So plenty of information to uniquely identify a system. The last bullet is a little concerning as it seems to be a catch-all.


The last bullet isn't intended to be a catch-all but to reflect the fact that we can't control what customers provide us via customer support.


I don't see what the issue with uniquely identifying a system is. The main metadata of concern is what other mail servers are being interacted with.


If everything has to go through their relay, they can pretty easily see what mail servers are being interacted with.


Thanks.

Please see my other questions here. https://news.ycombinator.com/item?id=18243685


Yes, but they don't have to log that, and given the way the system is described there's no reason it would by default.


It sounds like the hardware device is an SMTP server that sends the email itself directly over encrypted SMTP.

So, what's the subscription for?


Regarding #3, let's work through two use cases. A) I'm at home and B) I'm on the road.

A) I can connect directly, no biggie.

B) I am assuming that you would require a port opened/forwarded in the firewall to work in this case. Is this correct?

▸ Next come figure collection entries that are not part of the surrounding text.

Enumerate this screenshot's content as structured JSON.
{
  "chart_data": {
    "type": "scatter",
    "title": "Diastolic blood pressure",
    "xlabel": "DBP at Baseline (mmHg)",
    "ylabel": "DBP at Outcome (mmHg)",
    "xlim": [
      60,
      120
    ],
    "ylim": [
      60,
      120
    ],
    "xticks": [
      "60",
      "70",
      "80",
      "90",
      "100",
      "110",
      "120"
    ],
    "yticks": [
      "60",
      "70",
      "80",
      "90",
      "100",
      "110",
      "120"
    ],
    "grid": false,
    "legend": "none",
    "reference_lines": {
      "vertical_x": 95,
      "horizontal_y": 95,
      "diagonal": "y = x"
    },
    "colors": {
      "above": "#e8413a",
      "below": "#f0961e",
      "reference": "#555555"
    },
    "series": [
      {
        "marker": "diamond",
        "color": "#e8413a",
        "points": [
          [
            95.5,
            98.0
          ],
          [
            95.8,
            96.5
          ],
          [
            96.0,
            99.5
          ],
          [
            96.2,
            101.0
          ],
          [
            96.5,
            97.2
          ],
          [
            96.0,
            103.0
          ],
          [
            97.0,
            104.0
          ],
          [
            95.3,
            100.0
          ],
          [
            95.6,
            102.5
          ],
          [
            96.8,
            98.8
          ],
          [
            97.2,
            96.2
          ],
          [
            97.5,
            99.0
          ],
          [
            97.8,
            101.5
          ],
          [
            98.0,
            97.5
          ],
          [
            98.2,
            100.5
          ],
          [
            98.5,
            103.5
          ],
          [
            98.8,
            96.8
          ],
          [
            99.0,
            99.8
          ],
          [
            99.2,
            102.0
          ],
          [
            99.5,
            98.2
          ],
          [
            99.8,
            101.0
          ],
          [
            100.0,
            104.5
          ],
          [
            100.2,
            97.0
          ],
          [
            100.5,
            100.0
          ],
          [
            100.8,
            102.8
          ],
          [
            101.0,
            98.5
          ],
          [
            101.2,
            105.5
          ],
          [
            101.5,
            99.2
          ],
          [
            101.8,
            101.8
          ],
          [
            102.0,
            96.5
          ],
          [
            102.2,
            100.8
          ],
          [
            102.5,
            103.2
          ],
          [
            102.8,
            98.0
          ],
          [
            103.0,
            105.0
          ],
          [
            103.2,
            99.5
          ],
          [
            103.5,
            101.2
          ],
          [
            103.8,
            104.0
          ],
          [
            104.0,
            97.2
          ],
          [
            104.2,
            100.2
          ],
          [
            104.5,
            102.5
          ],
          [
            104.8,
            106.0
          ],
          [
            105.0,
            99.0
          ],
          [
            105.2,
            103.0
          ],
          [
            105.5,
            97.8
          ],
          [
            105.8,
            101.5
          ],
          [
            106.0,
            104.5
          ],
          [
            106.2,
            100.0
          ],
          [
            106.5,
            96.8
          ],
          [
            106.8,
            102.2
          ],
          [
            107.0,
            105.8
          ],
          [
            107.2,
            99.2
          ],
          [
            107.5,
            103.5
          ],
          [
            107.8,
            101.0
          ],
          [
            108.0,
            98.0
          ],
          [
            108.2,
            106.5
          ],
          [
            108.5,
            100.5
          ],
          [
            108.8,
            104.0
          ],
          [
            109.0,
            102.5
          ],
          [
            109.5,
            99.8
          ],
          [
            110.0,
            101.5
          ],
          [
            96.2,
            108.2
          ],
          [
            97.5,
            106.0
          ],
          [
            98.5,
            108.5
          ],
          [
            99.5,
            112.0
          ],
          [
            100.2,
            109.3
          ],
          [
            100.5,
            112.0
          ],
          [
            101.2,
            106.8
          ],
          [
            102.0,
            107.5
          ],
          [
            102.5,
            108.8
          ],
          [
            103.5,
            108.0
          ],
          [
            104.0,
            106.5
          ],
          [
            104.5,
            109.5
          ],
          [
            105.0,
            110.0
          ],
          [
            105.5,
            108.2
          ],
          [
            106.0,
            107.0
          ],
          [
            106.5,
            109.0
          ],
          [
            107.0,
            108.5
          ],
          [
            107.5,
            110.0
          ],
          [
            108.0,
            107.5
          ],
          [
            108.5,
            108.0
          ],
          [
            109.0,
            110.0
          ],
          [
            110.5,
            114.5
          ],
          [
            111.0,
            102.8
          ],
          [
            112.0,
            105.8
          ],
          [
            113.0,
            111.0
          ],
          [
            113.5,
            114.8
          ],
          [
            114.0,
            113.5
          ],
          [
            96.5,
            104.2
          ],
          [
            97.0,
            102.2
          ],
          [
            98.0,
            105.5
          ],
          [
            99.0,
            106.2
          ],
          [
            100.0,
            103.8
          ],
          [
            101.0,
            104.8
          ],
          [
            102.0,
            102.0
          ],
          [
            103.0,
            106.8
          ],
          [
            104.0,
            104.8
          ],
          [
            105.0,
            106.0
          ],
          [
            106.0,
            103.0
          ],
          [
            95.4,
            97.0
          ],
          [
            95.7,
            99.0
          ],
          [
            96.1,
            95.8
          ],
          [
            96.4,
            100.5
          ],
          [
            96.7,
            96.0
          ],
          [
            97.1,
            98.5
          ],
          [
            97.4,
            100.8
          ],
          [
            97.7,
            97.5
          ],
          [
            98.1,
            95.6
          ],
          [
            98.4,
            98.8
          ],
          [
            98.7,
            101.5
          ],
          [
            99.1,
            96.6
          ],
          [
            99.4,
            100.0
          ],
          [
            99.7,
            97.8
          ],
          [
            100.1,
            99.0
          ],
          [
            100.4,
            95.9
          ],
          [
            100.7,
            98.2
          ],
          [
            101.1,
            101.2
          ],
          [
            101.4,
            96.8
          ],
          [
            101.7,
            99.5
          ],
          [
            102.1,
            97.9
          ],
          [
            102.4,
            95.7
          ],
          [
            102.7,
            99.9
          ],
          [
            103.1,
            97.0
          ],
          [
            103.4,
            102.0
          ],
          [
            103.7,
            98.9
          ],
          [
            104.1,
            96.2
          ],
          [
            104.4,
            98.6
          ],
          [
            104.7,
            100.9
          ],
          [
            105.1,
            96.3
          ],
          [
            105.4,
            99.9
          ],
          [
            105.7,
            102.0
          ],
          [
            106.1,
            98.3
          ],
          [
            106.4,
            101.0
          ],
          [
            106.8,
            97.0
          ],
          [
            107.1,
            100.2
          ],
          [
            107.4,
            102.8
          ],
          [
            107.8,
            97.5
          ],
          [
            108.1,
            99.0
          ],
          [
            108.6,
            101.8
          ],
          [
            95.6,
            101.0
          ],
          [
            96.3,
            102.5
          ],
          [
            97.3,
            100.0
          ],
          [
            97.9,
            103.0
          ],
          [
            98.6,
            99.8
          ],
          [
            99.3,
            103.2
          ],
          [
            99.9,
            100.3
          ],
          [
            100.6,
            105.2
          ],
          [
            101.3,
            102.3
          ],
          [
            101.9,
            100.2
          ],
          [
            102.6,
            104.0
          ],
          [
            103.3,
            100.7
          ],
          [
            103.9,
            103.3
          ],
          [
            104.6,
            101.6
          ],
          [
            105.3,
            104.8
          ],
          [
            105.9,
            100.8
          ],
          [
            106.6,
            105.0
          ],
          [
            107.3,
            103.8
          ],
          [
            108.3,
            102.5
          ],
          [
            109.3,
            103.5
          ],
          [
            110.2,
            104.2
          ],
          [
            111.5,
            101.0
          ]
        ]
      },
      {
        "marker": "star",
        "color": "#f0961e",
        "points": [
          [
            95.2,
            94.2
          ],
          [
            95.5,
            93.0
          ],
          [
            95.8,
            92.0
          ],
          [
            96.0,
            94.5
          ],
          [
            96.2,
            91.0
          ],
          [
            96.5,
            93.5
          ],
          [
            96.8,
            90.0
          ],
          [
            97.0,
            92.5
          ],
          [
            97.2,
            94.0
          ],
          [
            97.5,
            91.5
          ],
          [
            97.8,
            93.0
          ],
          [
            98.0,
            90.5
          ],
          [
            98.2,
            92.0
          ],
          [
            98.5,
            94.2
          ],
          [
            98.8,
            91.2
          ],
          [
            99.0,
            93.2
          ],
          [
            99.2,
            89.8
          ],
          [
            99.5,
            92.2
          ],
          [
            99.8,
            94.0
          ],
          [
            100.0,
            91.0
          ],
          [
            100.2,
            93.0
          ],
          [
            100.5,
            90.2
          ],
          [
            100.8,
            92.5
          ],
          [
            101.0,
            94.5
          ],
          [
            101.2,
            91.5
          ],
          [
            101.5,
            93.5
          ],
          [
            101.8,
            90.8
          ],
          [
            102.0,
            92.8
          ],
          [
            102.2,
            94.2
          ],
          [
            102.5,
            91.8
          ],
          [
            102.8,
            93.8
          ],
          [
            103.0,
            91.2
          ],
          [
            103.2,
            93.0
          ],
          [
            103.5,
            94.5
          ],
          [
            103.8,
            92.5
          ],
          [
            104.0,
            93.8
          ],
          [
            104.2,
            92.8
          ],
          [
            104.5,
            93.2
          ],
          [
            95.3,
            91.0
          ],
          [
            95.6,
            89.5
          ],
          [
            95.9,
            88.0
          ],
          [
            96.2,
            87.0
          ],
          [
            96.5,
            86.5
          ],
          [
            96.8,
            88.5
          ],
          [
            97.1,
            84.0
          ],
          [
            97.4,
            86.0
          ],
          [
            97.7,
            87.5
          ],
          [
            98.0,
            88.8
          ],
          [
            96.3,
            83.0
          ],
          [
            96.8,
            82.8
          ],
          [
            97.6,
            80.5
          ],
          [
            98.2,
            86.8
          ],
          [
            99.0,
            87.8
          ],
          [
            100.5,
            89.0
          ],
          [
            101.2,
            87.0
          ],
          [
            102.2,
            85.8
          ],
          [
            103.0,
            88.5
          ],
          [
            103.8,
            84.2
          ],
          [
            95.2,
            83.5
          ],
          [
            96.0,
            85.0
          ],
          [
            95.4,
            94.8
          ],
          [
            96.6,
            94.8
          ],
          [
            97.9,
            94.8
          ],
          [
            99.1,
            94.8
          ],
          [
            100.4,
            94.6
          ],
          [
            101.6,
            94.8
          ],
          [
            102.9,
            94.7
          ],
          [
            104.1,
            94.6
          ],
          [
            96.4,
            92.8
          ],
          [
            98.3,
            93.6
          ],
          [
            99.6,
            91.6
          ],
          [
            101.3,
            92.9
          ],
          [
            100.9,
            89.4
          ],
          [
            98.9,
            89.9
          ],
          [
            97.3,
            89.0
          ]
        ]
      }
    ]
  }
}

Hi newman314, we have a gateway server that we as a company manage the gives you remove access back to your Helm. We do this without requiring you to poke holes in your firewall because the Helm establishes an outbound VPN connection to the gateway.


Thanks.

Please see my other questions here. https://news.ycombinator.com/item?id=18243685


A) I can connect directly

Can you? you'll probably need your own DNS resolver because if the clients are configured for my.custom.domain.com, it's not going to resolve to 10.10.10.10 and your connection is down. So you can have the box do that, but generally, split horizon DNS is a thing you don't want to set up in a set it and forget it install.